Two implementation details turned out to be load-bearing, and both are the kind of thing you only discover by running it daily:
Dedup by content hash. The Stop hook can fire more than once for a turn, and the scraper re-reads the whole transcript each time. Without dedup, a single snippet gets pushed two or three times. A content-hash log (sha256(label + body)) makes re-scans idempotent: already-pushed snippets are silently skipped.
Scan the whole transcript, not just the last message. My first version only looked at the final assistant block. But a snippet is usually emitted mid-turn, followed by more tool calls and a closing summary, so the marker rarely sits in the last block. The fix is to scrape sentinels from every assistant text block in the turn; the content-hash dedup is what makes that whole-transcript re-scan safe to do on every fire.
There’s also a smaller, nastier bug hiding in the timing. When the Stop hook fires, the turn’s final assistant block often isn’t written to the transcript file yet. A naive scan reads everything except the message just shown on screen, so the sentinel-bearing block gets scraped one turn late, or never if there’s no next turn. The hook waits for the transcript file to stop growing (capped well under the hook timeout) before scanning, and the hash dedup keeps a slightly-late read harmless.

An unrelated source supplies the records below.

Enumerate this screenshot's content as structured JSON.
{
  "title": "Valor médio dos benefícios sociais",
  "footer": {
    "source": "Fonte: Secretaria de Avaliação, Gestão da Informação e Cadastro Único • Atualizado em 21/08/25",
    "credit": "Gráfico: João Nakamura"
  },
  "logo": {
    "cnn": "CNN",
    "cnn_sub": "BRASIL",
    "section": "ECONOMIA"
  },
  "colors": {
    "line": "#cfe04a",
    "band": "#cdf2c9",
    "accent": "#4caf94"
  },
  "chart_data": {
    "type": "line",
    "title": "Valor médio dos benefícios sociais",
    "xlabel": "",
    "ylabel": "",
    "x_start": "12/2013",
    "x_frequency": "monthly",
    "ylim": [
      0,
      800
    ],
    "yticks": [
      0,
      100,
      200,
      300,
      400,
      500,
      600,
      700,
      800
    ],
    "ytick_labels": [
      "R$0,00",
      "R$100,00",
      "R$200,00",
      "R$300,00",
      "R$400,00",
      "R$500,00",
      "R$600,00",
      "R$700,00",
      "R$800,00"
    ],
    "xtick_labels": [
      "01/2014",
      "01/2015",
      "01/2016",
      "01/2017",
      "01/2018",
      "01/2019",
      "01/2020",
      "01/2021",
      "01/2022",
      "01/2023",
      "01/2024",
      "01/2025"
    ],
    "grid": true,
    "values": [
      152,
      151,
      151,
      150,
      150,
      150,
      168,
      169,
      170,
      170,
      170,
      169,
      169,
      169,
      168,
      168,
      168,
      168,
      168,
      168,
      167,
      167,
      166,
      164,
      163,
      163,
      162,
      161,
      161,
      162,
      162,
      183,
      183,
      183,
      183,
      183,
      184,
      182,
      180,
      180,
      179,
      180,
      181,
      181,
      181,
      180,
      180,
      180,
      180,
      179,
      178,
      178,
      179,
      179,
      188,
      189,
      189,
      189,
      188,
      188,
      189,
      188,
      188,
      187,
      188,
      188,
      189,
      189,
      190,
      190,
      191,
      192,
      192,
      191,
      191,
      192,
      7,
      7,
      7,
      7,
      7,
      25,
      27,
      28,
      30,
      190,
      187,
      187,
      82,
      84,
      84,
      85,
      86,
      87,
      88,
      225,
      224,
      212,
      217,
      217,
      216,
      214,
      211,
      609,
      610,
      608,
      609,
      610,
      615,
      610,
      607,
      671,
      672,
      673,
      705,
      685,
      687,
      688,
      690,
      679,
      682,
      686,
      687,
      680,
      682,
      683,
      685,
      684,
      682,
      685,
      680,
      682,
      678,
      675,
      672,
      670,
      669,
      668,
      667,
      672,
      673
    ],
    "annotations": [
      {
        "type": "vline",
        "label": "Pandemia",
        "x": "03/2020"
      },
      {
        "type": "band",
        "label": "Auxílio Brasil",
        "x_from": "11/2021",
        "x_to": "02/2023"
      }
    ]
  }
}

Why a shelf and not the clipboard
The natural objection: why not just have Claude put the snippet on the clipboard directly? Because the clipboard is a single slot with no memory and no labels. A turn often produces several things worth keeping: a URL and a command and a token. The shelf holds all of them, named, until I want them, and it survives across turns and sessions. The clipboard can’t be a list; the shelf is one by design.
The same reasoning is why the writer and reader are decoupled through a file rather than talking directly. The CLI doesn’t know or care that Raycast exists; Raycast doesn’t know snippets sometimes come from an AI. ~/.ten-four.json is the entire contract between them, which means anything that can append JSON can be a writer (a shell script, a cron job, a different editor’s hook) without Ten Four knowing about it.
What it’s like to use
The honest answer to “is a tool for copying snippets worth building” is that I didn’t think so either, until the Claude Code hook turned it from a manual convenience into something ambient. Claude answers a question, and the SQL query, the railway command, the generated API key are just there on the shelf when I reach for them, formatted exactly right, every time. The annoyance I’d stopped noticing turns out to have been a small tax on every single thing I copied. Ten Four removed it.
The name is a CB-radio joke. “10-4, copy that.” It pushes things you want to copy. That’s the whole gag.
Ten Four is open source (berwickgeek/ten-four) and on its way to the Raycast Store. If you live in a terminal and a launcher, it might remove a tax you’ve also stopped noticing.